L’Accademia di Belle Arti di Napoli annuncia la riapertura della sua Galleria (Gan), con il recupero di molte opere e una nuova collocazione espositiva. Soprattutto manifesta è la volontà di aprire le porte al grande pubblico (possibilità su cui si lavora) oltre che a studiosi, docenti e professionisti del settore.
Se i numeri vogliono dire qualcosa, la conferenza largamente partecipata indica bene l’affetto che la città nutre per una delle istituzioni d’alta formazione più importanti d’Europa.
Presenti, oltre al sindaco (già ministro dell’Università e solerte nel riconoscere il lavoro delle Accademie artistiche come uno dei due pilastri della crescita culturale del Paese) una serie di personalità di spicco della cultura cittadina tra cui non passano inosservati Roberto Andò e Marisa Laurito, più numerosi esponenti politici della regione e della città.
La Galleria è forte di una storia piuttosto lunga. Pensata per dare visibilità alla collezione artistica dell’Accademia di Belle Arti, nasce con la promulgazione dei primi decreti post-unitari, quando cioè si comincia a fare dei regionalismi artistici il collante culturale del neonato Regno d’Italia. Una vicenda che conduce a oggi, attraverso tutto l’arco di un secolo e mezzo segnato da travagli e sciagure, legato alle grandi crisi sociali, politiche e culturali della Nazione.
La nuova esposizione, che mette insieme circa trecento opere su un arco temporale di 4 secoli, è un successo di organizzazione e relazioni pubbliche, con il recupero e il restauro di opere dell’accademia, ritorni importanti e opere date in comodato d’uso da proprietari ed eredi.

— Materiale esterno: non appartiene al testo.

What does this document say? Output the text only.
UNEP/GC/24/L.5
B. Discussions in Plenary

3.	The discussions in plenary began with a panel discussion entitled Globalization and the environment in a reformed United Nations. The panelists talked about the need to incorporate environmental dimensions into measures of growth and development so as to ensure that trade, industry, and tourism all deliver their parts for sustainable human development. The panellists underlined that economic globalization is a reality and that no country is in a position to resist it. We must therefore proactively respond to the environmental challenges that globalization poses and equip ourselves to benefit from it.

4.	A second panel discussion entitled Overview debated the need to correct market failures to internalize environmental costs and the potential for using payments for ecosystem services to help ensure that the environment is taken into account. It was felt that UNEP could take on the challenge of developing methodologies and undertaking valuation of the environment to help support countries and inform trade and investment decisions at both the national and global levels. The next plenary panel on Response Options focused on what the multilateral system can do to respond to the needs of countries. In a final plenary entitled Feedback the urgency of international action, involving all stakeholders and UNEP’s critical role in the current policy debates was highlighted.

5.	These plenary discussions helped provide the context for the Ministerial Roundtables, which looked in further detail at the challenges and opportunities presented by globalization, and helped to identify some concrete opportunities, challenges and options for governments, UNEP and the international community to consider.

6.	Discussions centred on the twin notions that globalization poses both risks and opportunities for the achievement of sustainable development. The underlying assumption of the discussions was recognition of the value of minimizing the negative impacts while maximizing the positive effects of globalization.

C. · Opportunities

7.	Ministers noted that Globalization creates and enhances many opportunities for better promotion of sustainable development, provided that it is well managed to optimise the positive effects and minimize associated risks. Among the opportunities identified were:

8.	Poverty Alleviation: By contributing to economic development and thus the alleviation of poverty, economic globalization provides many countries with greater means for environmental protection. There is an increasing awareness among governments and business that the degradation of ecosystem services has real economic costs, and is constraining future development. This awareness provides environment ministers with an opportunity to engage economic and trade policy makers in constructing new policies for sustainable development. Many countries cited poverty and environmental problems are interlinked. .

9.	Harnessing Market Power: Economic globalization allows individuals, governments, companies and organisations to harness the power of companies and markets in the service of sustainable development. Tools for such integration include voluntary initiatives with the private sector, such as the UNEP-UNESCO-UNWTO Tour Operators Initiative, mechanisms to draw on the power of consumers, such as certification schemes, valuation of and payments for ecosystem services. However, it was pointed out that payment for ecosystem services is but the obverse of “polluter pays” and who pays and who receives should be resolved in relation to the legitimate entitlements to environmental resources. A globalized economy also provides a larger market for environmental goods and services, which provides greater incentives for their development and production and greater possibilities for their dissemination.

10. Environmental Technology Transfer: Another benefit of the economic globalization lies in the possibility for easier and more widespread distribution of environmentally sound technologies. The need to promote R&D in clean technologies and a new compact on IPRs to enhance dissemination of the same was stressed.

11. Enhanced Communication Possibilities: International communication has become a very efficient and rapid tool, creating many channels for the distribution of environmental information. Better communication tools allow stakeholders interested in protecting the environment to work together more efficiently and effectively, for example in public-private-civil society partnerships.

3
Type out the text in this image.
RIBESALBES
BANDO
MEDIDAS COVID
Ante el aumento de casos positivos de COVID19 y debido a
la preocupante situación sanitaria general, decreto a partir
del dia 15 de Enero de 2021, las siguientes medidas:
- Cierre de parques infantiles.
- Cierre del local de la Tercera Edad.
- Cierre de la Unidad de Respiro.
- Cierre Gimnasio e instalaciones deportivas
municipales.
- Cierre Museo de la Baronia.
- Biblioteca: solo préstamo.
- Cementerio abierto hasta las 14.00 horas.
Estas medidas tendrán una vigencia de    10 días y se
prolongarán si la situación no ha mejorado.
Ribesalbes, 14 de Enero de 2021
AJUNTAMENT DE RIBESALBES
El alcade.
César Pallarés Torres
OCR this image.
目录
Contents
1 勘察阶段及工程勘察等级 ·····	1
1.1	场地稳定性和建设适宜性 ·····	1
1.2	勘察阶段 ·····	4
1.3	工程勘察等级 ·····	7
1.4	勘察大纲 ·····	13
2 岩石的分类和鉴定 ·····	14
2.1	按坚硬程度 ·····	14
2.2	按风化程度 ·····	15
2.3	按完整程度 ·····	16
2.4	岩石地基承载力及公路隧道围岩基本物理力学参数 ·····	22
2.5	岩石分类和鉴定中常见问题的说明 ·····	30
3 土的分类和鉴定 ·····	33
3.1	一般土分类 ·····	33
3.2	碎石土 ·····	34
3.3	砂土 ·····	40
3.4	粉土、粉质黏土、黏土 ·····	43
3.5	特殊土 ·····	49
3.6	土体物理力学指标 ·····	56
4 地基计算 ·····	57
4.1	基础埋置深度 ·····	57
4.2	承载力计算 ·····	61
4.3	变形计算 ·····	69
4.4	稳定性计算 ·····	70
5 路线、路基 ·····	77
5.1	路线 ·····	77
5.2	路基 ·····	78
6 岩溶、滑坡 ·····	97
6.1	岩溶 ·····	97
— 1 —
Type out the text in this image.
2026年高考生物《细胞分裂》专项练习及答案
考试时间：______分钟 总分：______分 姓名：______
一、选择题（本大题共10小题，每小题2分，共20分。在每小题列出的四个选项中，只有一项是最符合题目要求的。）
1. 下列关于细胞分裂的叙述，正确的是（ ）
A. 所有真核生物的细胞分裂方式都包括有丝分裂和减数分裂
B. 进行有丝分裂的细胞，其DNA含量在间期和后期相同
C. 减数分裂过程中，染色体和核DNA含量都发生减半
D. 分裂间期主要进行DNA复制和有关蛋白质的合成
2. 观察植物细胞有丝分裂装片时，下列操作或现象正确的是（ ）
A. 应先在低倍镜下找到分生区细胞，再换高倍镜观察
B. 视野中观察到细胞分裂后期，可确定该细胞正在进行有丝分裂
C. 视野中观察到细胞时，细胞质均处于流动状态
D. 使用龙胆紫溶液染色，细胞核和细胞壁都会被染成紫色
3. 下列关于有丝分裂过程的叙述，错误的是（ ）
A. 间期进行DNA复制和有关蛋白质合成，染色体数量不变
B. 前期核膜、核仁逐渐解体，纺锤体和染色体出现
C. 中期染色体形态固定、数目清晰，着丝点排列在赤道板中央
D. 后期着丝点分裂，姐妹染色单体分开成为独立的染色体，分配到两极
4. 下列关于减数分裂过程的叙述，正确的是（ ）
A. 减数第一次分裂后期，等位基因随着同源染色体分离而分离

Soprattutto si avvale della professionalità di Federica de Rosa e Marco Capua (qui curatori) e dell’allestimento di Luciano Turchetta ed Enrica D’Aguanno.
La riapertura è di per sé un evento. Un po’ perché, come dice la presidente Rosita Marchese, maestri e allievi devono poter dialogare per assicurare un futuro ad una istituzione importante come l’Accademia, un po’ perché come dice invece il direttore Renato Lori, la cultura si forma in questo continuo interscambio.
L’allievo/a deve respirare in un ambiente di cultura alta fin dai primi passi, traendo ispirazione dai migliori per poter dare il massimo nel panorama artistico e culturale in cui si muove.
L’esposizione, come detto, raccoglie 300 opere che tracciano una linea diretta dal 1600 a oggi. Un percorso che da Luca Giordano e lo Spagnoletto porta alla fotografia di Jodice e Caccavale.
Nel mezzo tutto quello che è stato origine e ha garantito la crescita di una delle più importanti istituzioni formative del Mezzogiorno: dalle opere pittoriche del settecento allo studio del nudo, dalla ritrattistica imperiale al romanticismo, passando per le sculture di Gemito, l’arte coloniale, il futurismo e i linguaggi del dopoguerra.
Un’ala della mostra è dedicata a Lea Vergine. Si tratta di uno spazio adibito all’allestimento di esposizioni temporanee, insieme dialogo con la nuova arte e linfa continua per la collezione della Galleria: gli artisti, di volta in volta in esposizione, lasceranno una loro opera all’Accademia.
Con il beneplacito di una cittadinanza entusiasta e con qualche parola piccata dei promulgatori, riapre una delle istituzioni fondamentali della cultura cittadina.
La galleria dell’Accademia si pone come terreno di prova anche per i responsabili della politica culturale cittadina e regionale.
Al di là di qualche parola piuttosto stonata venuta fuori dalla conferenza ( critica alla cultura che non sia quella ufficiale e qualche parola di troppo contro la stampa, accusata di non capire la realtà dei fatti) si spera che chi di dovere agisca nel rispetto del diritto all’educazione artistica della cittadinanza.
Perché se la cultura che conta è davvero quella alta, allora si deve dare opportunità a tutti di crescere in un ambiente che educhi alla bellezza e al valore dell’arte. Mettendo da parte critiche e vacuità. E in questo, l’apertura della Galleria può davvero aiutare.